OSMANLI’SIZ YÜZYILDA BARIŞA HASRET TOPRAKLAR
Osmanlı, tesis ettiği devlet ve medeniyetle, kanatları altındaki milletler-dinler topluluğuna yüzyıllarca insanlık, adalet ve hoşgörüyle hükmetti. ‘Medeniyetin Efendisi’ olarak dünyaya ve gönüllere taht kurdu. İnsanlığa sunduğu barış, medeniyet ve adaletle ülkesini, “Selamet Cenneti”, “Güneş Ülke” ve “Barış Kalesi“ burcuna yükseltti. Yüzyıllar boyunca kendi ülkesini ve kanatları altındaki devlet ve toplumları şenlendirdi.
Nice mazlum/zayıf devletlere ve toplumlara barış ve medeniyet götürdü. Kıtalar ve okyanuslar ötesindeki devletler ve toplumlar bile Osmanlı’yı topraklarına davet etti. Kendilerini kurtarmasını ve rahata kavuşturmasını istedi. Osmanlı, aranan ve yolu beklenen kurtarıcı bir devletti. Barış ve adaletin tek güvencesi ve sığınağıydı. O, tarihin son medenî ve insanî devletiydi.
Osmanlı hâkimiyetinin sona ermesi başta Ortadoğu ve Balkanlar olmak üzere geride kalan coğrafyalarda “barışın sonu” oldu. Pandoranın kutusu açıldı; Osmanlı zamanındaki barış ve medeniyete hasret kalındı. Buralara Osmanlı’nın arkasından, sömürge, asimilasyon ve teröre dayanan Batı ve güdümündeki düzenler egemen olunca, barış ve insanlık esası üzerinde yükselen ve tesisi asırlar süren hassas siyasî-içtimaî dengeler bozuldu, medeniyet kubbesi çöktü; sulh ve sükûnun yerini krizler ve savaşların alması kaçınılmaz hale geldi.
Osmanlı’yı meydana getiren ve yüzyıllar boyunca ayakta tutan sebepler, günümüzde sanki yeniden tezahür etmektedir. İnsanlık; dünyanın dengesini bozan, barış ve istikrarını tehdit eden haksızlık, zulüm ve anarşiler karşısında, “Osmanlı benzeri” bir devlet düzenine ve medeniyet projesine/pratiğine ihtiyaç duyduğunu, her geçen zaman daha güçlü olarak dışa vurmaktadır.
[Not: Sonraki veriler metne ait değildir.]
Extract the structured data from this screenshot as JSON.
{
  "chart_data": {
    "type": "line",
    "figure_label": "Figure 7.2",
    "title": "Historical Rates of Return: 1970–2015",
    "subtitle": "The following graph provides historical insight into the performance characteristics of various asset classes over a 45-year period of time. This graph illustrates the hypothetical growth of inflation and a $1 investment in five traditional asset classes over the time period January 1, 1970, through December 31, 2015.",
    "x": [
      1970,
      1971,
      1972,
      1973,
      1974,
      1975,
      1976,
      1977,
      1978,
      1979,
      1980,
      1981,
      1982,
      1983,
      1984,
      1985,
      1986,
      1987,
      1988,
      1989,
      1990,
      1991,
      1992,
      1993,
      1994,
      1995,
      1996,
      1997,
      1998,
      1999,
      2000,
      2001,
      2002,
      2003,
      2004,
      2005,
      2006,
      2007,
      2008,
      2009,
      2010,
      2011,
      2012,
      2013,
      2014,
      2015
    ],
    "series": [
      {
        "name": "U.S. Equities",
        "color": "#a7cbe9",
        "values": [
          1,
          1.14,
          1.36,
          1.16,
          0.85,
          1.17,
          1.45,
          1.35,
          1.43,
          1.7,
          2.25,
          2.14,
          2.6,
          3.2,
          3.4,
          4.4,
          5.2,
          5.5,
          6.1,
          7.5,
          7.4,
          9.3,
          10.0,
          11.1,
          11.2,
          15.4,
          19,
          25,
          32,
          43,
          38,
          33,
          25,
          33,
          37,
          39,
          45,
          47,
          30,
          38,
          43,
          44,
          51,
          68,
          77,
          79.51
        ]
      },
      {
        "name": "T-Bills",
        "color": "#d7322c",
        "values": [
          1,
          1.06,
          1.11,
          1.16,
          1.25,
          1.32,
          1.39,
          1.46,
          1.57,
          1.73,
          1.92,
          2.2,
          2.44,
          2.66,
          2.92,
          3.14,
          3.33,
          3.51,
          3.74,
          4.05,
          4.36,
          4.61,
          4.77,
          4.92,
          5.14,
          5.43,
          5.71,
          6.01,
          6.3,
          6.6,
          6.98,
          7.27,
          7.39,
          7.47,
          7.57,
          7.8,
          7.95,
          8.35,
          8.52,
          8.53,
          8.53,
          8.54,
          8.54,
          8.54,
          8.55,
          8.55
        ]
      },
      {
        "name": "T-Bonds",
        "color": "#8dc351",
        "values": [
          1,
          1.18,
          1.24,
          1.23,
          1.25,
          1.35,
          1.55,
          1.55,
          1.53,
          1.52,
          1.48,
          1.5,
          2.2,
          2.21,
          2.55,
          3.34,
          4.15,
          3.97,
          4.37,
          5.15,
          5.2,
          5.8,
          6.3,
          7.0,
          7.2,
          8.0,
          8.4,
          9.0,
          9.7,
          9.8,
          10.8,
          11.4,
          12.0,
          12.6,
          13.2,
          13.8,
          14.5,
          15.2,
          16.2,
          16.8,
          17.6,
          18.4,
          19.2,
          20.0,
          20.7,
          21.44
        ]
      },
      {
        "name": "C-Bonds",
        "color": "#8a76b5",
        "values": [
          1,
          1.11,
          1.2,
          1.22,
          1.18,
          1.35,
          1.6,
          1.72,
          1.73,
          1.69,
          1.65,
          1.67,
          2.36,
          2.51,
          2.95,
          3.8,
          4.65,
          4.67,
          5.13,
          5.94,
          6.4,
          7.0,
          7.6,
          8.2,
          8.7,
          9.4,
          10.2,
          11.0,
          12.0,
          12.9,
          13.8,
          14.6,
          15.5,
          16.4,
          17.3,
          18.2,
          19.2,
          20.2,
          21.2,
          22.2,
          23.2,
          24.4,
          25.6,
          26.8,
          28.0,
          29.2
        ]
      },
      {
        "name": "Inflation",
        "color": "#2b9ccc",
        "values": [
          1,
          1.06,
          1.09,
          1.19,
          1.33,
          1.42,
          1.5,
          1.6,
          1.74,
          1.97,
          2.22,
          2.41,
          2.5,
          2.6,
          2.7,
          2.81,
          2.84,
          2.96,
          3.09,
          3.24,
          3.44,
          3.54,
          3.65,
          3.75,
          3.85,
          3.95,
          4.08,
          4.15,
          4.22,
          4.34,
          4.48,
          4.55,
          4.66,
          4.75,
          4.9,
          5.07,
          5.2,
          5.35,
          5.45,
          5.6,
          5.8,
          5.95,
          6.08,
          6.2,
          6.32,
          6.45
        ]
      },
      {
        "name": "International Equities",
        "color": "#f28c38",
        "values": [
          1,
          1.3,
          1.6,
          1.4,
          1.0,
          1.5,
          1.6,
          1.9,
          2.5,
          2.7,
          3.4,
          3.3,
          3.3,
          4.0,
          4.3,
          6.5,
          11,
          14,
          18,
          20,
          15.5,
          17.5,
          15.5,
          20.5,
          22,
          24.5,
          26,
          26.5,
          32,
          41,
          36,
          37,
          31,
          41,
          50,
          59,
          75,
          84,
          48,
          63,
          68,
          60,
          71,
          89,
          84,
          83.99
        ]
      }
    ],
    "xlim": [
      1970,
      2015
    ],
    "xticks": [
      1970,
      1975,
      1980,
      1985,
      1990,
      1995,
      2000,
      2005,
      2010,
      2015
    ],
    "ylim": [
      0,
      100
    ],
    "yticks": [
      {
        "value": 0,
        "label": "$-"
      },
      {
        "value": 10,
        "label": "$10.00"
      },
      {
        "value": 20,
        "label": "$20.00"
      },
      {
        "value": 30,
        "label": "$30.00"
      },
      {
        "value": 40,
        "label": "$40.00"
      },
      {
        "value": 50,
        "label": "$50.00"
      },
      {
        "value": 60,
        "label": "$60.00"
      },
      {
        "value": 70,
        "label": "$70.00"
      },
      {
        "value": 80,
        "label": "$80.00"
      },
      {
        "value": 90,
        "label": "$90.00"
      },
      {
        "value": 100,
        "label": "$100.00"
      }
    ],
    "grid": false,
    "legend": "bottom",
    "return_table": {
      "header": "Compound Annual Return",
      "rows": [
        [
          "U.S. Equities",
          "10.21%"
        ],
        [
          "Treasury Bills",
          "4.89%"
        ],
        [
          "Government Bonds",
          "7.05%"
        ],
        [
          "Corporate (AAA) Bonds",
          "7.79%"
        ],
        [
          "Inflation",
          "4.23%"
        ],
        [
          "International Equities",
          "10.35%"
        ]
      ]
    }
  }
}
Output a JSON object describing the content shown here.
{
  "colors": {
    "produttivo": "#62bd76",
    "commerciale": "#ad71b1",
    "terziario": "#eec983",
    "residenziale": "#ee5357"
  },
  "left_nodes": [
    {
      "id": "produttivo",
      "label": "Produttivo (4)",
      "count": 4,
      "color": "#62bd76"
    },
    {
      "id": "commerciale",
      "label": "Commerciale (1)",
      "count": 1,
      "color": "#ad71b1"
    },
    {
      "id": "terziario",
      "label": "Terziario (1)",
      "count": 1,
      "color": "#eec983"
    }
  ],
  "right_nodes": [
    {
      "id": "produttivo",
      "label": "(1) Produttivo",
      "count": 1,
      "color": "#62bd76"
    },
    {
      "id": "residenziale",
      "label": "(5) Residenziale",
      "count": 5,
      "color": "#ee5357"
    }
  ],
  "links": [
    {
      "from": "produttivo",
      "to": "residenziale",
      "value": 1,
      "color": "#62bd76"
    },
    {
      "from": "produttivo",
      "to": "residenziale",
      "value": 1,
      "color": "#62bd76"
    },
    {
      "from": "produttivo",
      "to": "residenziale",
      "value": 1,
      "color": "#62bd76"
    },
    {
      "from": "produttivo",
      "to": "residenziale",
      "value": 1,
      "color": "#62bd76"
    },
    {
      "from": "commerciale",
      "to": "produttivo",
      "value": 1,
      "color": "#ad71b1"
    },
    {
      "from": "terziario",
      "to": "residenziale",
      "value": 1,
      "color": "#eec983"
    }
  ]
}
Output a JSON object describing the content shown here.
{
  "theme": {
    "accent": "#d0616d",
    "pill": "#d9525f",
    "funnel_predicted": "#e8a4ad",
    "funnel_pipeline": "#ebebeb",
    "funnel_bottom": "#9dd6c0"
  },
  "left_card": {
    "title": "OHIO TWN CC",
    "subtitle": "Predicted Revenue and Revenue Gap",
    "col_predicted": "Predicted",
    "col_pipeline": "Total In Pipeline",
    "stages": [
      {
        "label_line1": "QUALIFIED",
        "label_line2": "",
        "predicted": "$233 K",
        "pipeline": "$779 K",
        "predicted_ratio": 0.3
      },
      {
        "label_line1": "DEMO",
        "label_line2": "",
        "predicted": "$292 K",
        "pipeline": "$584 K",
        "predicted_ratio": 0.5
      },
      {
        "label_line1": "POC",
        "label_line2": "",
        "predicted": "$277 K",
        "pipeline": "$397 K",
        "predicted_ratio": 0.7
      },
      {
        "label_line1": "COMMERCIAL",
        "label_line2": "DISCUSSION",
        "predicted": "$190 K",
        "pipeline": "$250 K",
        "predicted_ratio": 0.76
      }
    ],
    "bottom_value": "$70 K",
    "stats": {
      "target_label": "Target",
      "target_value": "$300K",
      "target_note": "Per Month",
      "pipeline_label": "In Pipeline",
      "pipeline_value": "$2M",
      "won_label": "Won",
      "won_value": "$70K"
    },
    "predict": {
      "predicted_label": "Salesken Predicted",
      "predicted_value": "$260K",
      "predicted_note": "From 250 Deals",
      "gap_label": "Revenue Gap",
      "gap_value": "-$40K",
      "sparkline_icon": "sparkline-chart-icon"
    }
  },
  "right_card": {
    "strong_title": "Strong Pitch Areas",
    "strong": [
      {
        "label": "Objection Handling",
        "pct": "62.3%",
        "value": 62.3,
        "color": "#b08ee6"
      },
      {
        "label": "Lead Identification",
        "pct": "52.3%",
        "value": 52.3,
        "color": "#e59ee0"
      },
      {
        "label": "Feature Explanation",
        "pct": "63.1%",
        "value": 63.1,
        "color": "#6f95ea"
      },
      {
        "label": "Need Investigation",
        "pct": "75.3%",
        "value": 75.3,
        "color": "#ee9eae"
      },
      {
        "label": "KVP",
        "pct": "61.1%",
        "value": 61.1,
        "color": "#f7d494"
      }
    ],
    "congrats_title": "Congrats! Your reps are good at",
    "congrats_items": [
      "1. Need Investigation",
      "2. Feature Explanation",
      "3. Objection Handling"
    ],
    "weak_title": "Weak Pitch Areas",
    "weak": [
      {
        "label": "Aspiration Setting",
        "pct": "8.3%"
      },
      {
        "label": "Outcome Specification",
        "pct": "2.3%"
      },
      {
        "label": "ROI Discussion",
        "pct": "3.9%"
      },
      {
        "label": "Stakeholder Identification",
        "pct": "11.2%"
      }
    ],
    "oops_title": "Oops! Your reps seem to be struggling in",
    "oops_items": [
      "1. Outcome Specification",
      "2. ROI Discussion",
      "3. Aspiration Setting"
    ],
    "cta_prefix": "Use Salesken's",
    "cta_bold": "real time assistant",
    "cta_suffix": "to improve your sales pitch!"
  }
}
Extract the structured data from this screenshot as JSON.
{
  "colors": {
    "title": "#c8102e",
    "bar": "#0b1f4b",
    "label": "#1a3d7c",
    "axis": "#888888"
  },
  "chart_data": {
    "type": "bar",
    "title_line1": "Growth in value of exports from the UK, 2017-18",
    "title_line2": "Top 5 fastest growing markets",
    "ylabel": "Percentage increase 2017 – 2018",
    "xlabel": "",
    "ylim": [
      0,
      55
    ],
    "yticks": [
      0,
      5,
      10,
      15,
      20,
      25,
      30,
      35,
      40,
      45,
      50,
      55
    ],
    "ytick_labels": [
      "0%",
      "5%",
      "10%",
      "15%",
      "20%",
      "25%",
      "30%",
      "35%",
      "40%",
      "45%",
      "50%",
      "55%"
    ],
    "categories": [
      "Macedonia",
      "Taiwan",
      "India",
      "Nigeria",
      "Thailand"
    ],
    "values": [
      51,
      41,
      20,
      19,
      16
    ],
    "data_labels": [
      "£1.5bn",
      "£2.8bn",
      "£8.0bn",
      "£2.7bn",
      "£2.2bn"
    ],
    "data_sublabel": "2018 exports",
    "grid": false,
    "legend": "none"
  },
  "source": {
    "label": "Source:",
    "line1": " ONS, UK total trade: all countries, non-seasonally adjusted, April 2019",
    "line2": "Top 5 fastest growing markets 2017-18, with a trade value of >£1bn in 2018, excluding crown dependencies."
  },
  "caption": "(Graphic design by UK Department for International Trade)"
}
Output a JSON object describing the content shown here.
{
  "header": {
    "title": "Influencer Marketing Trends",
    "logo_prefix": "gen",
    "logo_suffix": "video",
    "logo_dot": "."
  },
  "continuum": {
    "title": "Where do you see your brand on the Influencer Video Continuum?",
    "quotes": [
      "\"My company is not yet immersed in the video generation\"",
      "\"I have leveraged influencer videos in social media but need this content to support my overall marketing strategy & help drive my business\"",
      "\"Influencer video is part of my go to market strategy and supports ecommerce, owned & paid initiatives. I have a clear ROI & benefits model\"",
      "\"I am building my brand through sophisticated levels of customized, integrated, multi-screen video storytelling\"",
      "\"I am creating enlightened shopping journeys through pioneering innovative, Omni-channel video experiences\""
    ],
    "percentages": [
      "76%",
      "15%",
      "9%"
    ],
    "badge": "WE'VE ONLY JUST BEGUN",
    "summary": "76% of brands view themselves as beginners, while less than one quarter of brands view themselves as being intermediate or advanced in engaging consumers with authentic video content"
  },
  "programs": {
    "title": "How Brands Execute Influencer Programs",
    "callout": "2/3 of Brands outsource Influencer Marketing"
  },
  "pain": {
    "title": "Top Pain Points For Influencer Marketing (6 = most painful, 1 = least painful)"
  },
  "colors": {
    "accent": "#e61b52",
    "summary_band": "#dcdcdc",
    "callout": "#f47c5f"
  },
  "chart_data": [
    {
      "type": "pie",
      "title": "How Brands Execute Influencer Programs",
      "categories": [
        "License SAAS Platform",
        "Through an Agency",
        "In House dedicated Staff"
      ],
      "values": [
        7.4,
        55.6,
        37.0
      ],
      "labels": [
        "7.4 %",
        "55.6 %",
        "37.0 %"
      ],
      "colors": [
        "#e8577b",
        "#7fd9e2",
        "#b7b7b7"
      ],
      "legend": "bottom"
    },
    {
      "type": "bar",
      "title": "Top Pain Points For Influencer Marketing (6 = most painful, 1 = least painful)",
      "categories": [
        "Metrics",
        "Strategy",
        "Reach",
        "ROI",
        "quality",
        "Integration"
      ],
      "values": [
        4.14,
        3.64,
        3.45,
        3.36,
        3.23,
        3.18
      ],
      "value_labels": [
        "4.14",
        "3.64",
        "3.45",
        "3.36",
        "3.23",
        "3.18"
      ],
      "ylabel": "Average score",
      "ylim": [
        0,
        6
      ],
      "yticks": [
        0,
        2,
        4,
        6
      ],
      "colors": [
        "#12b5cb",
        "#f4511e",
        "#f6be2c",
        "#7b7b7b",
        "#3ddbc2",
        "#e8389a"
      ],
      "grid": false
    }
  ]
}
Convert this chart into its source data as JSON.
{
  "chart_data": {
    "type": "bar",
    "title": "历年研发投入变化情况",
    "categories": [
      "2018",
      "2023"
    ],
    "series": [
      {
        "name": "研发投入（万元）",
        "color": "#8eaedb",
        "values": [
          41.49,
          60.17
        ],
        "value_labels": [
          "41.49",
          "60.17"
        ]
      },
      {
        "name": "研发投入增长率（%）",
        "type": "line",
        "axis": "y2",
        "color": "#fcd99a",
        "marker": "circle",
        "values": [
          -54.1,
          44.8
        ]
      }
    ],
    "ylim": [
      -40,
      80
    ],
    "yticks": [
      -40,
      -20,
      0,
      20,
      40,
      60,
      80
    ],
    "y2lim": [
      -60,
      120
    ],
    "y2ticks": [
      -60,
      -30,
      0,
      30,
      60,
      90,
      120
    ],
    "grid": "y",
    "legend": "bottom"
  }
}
Yeryüzünde süre giden bunalım ve karmaşalar gayri ihtiyari olarak eski “Osmanlı Ruhu”nu geri çağırmaktadır.
Barış ve Medeniyetin Efendisi
Osmanlı Devleti, hâkimiyetindeki farklı etnik-dinî kimliğe mensup sayısız milleti asırlar boyunca bir arada tutmuş ve İslâmiyet’in vaat ettiği ideal barış ve medeniyeti, çatısı altındaki bütün insanlara ve gölgesinin uzandığı bütün coğrafyalara teneffüs ettirmeyi başarmıştır. 24 milyon kilometrekarelik bir sahada 72 buçuk milleti, 265 farklı dini anlayışı, 600 küsur sene sükûnet ve huzurla bir arada tutabilme/kaynaştırma; tüm zamanların ideal birlikte yaşama modellerinden birini tatbik etme başarısını göstermiştir.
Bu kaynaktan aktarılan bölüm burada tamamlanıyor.